Passing Variadic template argument position

Yes it is possible:

 // we need a compile-time helper to generate indices template< std::size_t... Ns > struct indices { typedef indices< Ns..., sizeof...( Ns ) > next; }; template< std::size_t N > struct make_indices { typedef typename make_indices< N - 1 >::type::next type; }; template<> struct make_indices< 0 > { typedef indices<> type; }; 

With these helpers, you need one forwarder for your function:

 template<typename R, typename... Args, std::size_t... Ns> R myFunctionImpl(void *Data, void *function, indices<Ns...> ) { auto f = (R (*)(Args...))function; return f(read<Args>(Data, Ns + 1)...);// +1 because indices is zero-based } template<typename R, typename... Args> R myFunction(void *Data, void *function) { return myFunctionImpl< R, Args... >( Data, function, typename make_indices<sizeof...(Args)>::type() ); } 

EDIT: How does it work? First, we determine the size of the package of Args arguments through sizeof... make_indices<N>::type then expanded to indices<0,1,2,...,N-1> . It is set as an additional parameter for the implementation function (from the forwarder, which only creates a dummy instance), therefore, the deduction argument is launched on the side of the implementation function and places the generated indexes in the package of arguments Ns .
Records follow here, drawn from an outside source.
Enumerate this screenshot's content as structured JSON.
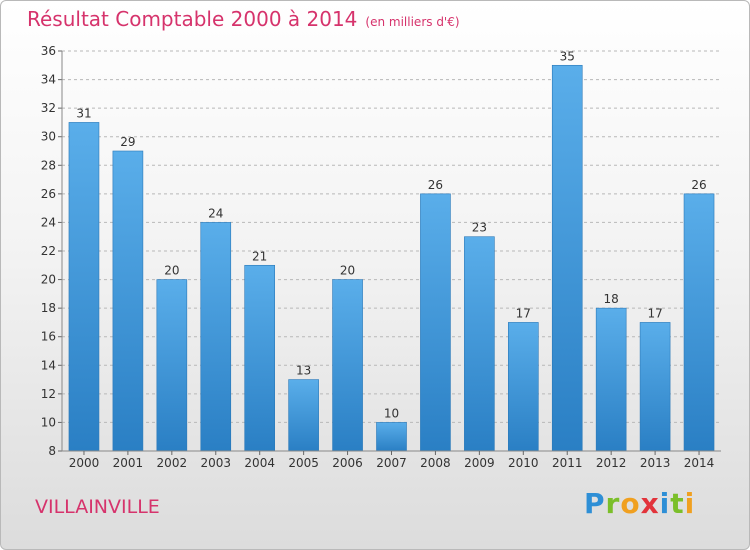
{
  "header": {
    "title": "Résultat Comptable 2000 à 2014",
    "unit": "(en milliers d'€)"
  },
  "footer": {
    "city": "VILLAINVILLE"
  },
  "logo": {
    "letters": [
      "P",
      "r",
      "o",
      "x",
      "i",
      "t",
      "i"
    ],
    "colors": [
      "#2e8fd6",
      "#7bbf2a",
      "#f0a020",
      "#e2333b",
      "#2e8fd6",
      "#7bbf2a",
      "#f0a020"
    ]
  },
  "colors": {
    "title": "#d6336c",
    "bar_top": "#5aaeea",
    "bar_bottom": "#2a7fc4",
    "grid": "#b8b8b8"
  },
  "chart_data": {
    "type": "bar",
    "title": "Résultat Comptable 2000 à 2014",
    "subtitle": "(en milliers d'€)",
    "categories": [
      "2000",
      "2001",
      "2002",
      "2003",
      "2004",
      "2005",
      "2006",
      "2007",
      "2008",
      "2009",
      "2010",
      "2011",
      "2012",
      "2013",
      "2014"
    ],
    "values": [
      31,
      29,
      20,
      24,
      21,
      13,
      20,
      10,
      26,
      23,
      17,
      35,
      18,
      17,
      26
    ],
    "ylim": [
      8,
      36
    ],
    "yticks": [
      "8",
      "10",
      "12",
      "14",
      "16",
      "18",
      "20",
      "22",
      "24",
      "26",
      "28",
      "30",
      "32",
      "34",
      "36"
    ],
    "grid": "horizontal-dashed",
    "data_labels": true
  }
}
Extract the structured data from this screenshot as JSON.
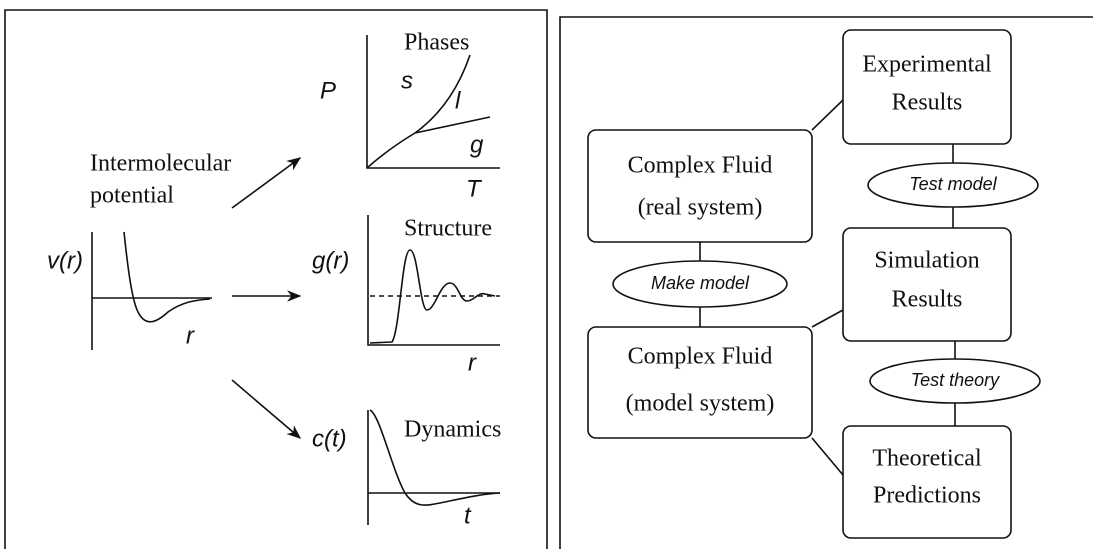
{
  "left": {
    "source": {
      "label_lines": [
        "Intermolecular",
        "potential"
      ],
      "y_label": "v(r)",
      "x_label": "r"
    },
    "plots": [
      {
        "title": "Phases",
        "y_label": "P",
        "x_label": "T",
        "phase_labels": [
          "s",
          "l",
          "g"
        ]
      },
      {
        "title": "Structure",
        "y_label": "g(r)",
        "x_label": "r"
      },
      {
        "title": "Dynamics",
        "y_label": "c(t)",
        "x_label": "t"
      }
    ]
  },
  "right": {
    "boxes": [
      {
        "lines": [
          "Experimental",
          "Results"
        ]
      },
      {
        "lines": [
          "Complex Fluid",
          "(real system)"
        ]
      },
      {
        "lines": [
          "Simulation",
          "Results"
        ]
      },
      {
        "lines": [
          "Complex Fluid",
          "(model system)"
        ]
      },
      {
        "lines": [
          "Theoretical",
          "Predictions"
        ]
      }
    ],
    "ellipses": [
      {
        "label": "Test model"
      },
      {
        "label": "Make model"
      },
      {
        "label": "Test theory"
      }
    ]
  }
}
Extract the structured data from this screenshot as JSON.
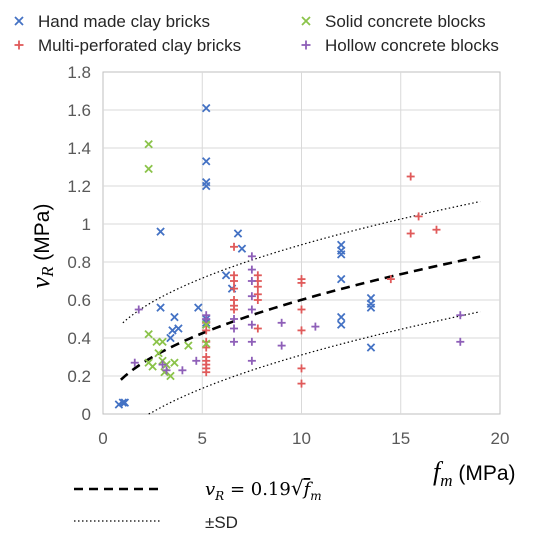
{
  "chart_data": {
    "type": "scatter",
    "xlabel": "f_m (MPa)",
    "ylabel": "v_R (MPa)",
    "xlim": [
      0,
      20
    ],
    "ylim": [
      0,
      1.8
    ],
    "x_ticks": [
      "0",
      "5",
      "10",
      "15",
      "20"
    ],
    "y_ticks": [
      "0",
      "0.2",
      "0.4",
      "0.6",
      "0.8",
      "1",
      "1.2",
      "1.4",
      "1.6",
      "1.8"
    ],
    "grid": true,
    "legend_position": "top",
    "series": [
      {
        "name": "Hand made clay bricks",
        "marker": "x",
        "color": "#4472C4",
        "points": [
          [
            0.8,
            0.05
          ],
          [
            1.0,
            0.06
          ],
          [
            1.1,
            0.06
          ],
          [
            2.9,
            0.96
          ],
          [
            2.9,
            0.56
          ],
          [
            3.4,
            0.4
          ],
          [
            3.5,
            0.44
          ],
          [
            3.6,
            0.51
          ],
          [
            3.8,
            0.45
          ],
          [
            4.8,
            0.56
          ],
          [
            5.2,
            1.61
          ],
          [
            5.2,
            1.33
          ],
          [
            5.2,
            1.22
          ],
          [
            5.2,
            1.2
          ],
          [
            5.2,
            0.5
          ],
          [
            5.2,
            0.48
          ],
          [
            5.2,
            0.47
          ],
          [
            6.2,
            0.73
          ],
          [
            6.5,
            0.66
          ],
          [
            6.8,
            0.95
          ],
          [
            7.0,
            0.87
          ],
          [
            12.0,
            0.89
          ],
          [
            12.0,
            0.86
          ],
          [
            12.0,
            0.84
          ],
          [
            12.0,
            0.71
          ],
          [
            12.0,
            0.51
          ],
          [
            12.0,
            0.47
          ],
          [
            13.5,
            0.61
          ],
          [
            13.5,
            0.58
          ],
          [
            13.5,
            0.56
          ],
          [
            13.5,
            0.35
          ]
        ]
      },
      {
        "name": "Multi-perforated clay bricks",
        "marker": "+",
        "color": "#E05A5A",
        "points": [
          [
            5.2,
            0.48
          ],
          [
            5.2,
            0.44
          ],
          [
            5.2,
            0.38
          ],
          [
            5.2,
            0.35
          ],
          [
            5.2,
            0.3
          ],
          [
            5.2,
            0.28
          ],
          [
            5.2,
            0.26
          ],
          [
            5.2,
            0.24
          ],
          [
            5.2,
            0.22
          ],
          [
            6.6,
            0.88
          ],
          [
            6.6,
            0.73
          ],
          [
            6.6,
            0.7
          ],
          [
            6.6,
            0.66
          ],
          [
            6.6,
            0.6
          ],
          [
            6.6,
            0.57
          ],
          [
            6.6,
            0.55
          ],
          [
            7.8,
            0.73
          ],
          [
            7.8,
            0.7
          ],
          [
            7.8,
            0.67
          ],
          [
            7.8,
            0.63
          ],
          [
            7.8,
            0.6
          ],
          [
            7.8,
            0.45
          ],
          [
            10.0,
            0.71
          ],
          [
            10.0,
            0.69
          ],
          [
            10.0,
            0.55
          ],
          [
            10.0,
            0.44
          ],
          [
            10.0,
            0.24
          ],
          [
            10.0,
            0.16
          ],
          [
            14.5,
            0.71
          ],
          [
            15.5,
            1.25
          ],
          [
            15.5,
            0.95
          ],
          [
            15.9,
            1.04
          ],
          [
            16.8,
            0.97
          ]
        ]
      },
      {
        "name": "Solid concrete blocks",
        "marker": "x",
        "color": "#8BC34A",
        "points": [
          [
            2.3,
            1.42
          ],
          [
            2.3,
            1.29
          ],
          [
            2.3,
            0.42
          ],
          [
            2.3,
            0.27
          ],
          [
            2.5,
            0.25
          ],
          [
            2.7,
            0.38
          ],
          [
            2.8,
            0.32
          ],
          [
            3.0,
            0.38
          ],
          [
            3.0,
            0.28
          ],
          [
            3.1,
            0.22
          ],
          [
            3.2,
            0.26
          ],
          [
            3.4,
            0.2
          ],
          [
            3.6,
            0.27
          ],
          [
            4.3,
            0.36
          ],
          [
            5.2,
            0.47
          ],
          [
            5.2,
            0.37
          ]
        ]
      },
      {
        "name": "Hollow concrete blocks",
        "marker": "+",
        "color": "#8E5FB8",
        "points": [
          [
            1.6,
            0.27
          ],
          [
            1.8,
            0.55
          ],
          [
            3.0,
            0.26
          ],
          [
            3.2,
            0.23
          ],
          [
            4.0,
            0.23
          ],
          [
            4.7,
            0.28
          ],
          [
            5.2,
            0.52
          ],
          [
            5.2,
            0.5
          ],
          [
            6.6,
            0.5
          ],
          [
            6.6,
            0.45
          ],
          [
            6.6,
            0.38
          ],
          [
            7.5,
            0.83
          ],
          [
            7.5,
            0.76
          ],
          [
            7.5,
            0.7
          ],
          [
            7.5,
            0.62
          ],
          [
            7.5,
            0.55
          ],
          [
            7.5,
            0.47
          ],
          [
            7.5,
            0.38
          ],
          [
            7.5,
            0.28
          ],
          [
            9.0,
            0.48
          ],
          [
            9.0,
            0.36
          ],
          [
            10.7,
            0.46
          ],
          [
            18.0,
            0.52
          ],
          [
            18.0,
            0.38
          ]
        ]
      }
    ],
    "fit_line": {
      "label": "v_R = 0.19√f_m",
      "coefficient": 0.19,
      "x_range": [
        0.9,
        19.0
      ],
      "style": "dashed",
      "color": "#000000"
    },
    "sd_band": {
      "label": "±SD",
      "offset": 0.29,
      "x_range": [
        1.0,
        19.0
      ],
      "style": "dotted",
      "color": "#000000"
    }
  }
}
The implementation function now has two packages of arguments with the same size, namely Args and Ns . When expanding with an ellipse ... , the ellipsis expands the entire expression to which it applies, and simultaneously expands all the parameter packets! In the above example, this is the read<Args>(Data, Ns+1) expression, which extends perfectly into the OP pseudo-code.